I think there is some merit on the youngsters not being able to fish these waters....and don't agree with special regs, allowing the little ones to fish flies only with any gear...It would create a policeing nightmare...

Just my .02

Marc


----------



## beer and nuts (Jan 2, 2001)

Even though most will NEVER admit it, the fly fisherman likes these stretches of river that way--NO KIDS! Its an elite group with an elite way of thinking. Same group that has tried to outlaw the canoe business in certain sections of river from all out bans to time constraints of when YOU can be on the river in an aluminum canoe. Now granted not all fly fisherman think this way and some out there do actually take their kids fishing but its few and far between, the proof is in the waders!


----------



## Molson (Apr 18, 2003)

I guess some are overboard with it. And I guess I'm one of the few, my daughters flip a fly just fine. And ... btw ... we fish a part of that system where any method is legal and have a great time.

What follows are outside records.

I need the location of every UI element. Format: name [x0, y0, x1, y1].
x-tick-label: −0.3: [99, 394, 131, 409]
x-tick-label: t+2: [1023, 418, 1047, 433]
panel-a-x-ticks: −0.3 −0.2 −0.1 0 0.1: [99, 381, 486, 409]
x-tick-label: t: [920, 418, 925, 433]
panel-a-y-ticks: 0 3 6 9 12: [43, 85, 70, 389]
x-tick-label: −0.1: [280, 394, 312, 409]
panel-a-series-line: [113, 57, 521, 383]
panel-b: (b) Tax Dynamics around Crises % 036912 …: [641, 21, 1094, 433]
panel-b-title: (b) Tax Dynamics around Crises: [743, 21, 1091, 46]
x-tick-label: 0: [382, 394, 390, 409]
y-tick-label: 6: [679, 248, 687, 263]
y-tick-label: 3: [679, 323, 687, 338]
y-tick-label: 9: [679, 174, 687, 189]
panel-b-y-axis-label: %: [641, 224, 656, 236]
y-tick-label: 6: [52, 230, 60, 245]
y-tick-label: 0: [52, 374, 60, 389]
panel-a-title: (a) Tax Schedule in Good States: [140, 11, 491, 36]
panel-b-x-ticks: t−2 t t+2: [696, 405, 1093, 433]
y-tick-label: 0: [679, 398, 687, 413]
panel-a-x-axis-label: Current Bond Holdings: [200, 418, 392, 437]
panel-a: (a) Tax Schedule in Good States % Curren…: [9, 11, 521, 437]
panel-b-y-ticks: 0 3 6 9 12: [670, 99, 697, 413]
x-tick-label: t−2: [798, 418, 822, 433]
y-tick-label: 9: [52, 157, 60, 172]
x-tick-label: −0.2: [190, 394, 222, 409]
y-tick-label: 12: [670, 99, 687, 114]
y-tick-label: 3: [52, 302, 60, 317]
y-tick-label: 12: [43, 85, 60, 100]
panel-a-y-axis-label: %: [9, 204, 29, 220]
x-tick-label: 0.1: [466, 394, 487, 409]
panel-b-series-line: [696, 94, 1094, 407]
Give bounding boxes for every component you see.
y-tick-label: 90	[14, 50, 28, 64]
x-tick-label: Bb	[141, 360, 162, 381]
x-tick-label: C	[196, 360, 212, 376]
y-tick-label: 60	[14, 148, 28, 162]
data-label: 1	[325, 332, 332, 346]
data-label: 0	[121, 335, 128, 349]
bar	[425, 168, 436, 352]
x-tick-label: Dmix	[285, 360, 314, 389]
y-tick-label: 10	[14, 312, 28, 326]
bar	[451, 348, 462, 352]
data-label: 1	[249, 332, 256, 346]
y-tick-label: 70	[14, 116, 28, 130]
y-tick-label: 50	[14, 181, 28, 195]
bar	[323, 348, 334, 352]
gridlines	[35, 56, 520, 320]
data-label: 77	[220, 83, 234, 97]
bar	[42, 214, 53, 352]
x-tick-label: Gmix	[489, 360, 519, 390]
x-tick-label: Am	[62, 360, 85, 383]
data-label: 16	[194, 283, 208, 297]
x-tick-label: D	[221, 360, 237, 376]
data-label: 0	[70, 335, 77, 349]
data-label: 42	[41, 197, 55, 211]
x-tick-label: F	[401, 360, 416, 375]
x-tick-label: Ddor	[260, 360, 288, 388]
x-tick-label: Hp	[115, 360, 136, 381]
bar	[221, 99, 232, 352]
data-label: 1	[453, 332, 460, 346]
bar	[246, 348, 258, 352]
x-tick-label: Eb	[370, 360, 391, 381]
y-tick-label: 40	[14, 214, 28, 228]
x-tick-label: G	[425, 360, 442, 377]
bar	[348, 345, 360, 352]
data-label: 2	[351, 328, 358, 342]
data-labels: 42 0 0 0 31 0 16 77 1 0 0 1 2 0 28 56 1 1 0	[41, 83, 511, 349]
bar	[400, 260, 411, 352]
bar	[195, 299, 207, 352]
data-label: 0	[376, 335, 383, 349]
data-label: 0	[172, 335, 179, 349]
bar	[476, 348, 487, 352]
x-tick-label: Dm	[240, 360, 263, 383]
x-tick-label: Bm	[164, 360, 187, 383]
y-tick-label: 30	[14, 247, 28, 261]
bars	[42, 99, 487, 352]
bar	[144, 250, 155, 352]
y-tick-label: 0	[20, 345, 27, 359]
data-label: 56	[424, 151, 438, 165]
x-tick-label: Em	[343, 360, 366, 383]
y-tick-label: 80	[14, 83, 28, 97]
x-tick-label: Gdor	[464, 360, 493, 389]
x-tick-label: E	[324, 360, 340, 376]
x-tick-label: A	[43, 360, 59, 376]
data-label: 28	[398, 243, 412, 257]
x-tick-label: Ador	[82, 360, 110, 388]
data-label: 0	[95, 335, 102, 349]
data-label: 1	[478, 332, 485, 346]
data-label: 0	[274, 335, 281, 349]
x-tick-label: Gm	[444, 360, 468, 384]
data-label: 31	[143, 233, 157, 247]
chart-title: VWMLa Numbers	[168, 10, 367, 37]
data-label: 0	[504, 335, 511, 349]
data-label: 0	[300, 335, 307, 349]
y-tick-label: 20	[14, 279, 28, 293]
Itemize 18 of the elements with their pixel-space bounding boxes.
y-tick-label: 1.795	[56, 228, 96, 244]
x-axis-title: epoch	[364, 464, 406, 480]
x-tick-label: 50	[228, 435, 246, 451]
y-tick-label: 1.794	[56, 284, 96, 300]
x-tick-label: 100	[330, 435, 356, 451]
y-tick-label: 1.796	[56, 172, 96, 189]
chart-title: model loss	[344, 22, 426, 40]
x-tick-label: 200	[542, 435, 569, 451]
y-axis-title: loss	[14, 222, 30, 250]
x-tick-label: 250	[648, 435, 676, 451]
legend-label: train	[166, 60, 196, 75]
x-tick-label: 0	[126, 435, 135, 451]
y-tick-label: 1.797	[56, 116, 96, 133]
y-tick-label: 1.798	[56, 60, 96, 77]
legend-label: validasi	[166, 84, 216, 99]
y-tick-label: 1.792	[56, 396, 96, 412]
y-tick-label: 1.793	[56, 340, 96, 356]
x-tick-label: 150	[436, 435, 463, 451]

Come join us in June and bring your garden hackle.


----------



## The Junkie (Feb 23, 2004)

This thread should be moved.


----------



## unregistered55 (Mar 12, 2000)

I've taken my kids flyfishing tons of time all over the Ausable area - N. Branch - Mainstream & South Branch as well as other streams. People I've met with them have always been cool about it. Even offered advice & given flies to my kids thats been my experience. My daughter is 11 now and has been going out with me for several ears as my son did when he was younger and loves it. We bait fish too.

Kingfisher if weren't worried about being outfished- why'd you post the thread????. Hmmm..... Thats it for me on this subject. Have a great season see ya's on another thread.


----------



## Kevin (Oct 4, 2000)

The purpose of the thread was for information.
It does not need to be moved; just everyone follow the rules.
Kidding is kidding, but do not get personal, and do not advocate breaking laws.
Thanks for your cooperation.


----------



## kingfisher2 (Mar 22, 2001)

As Amos indicated, the purpose of the thread was to gather information on a part of a river I was not familiar with. Interesting that I received two PM's with information on top of what I got here...thanks for the responses....

Marc


----------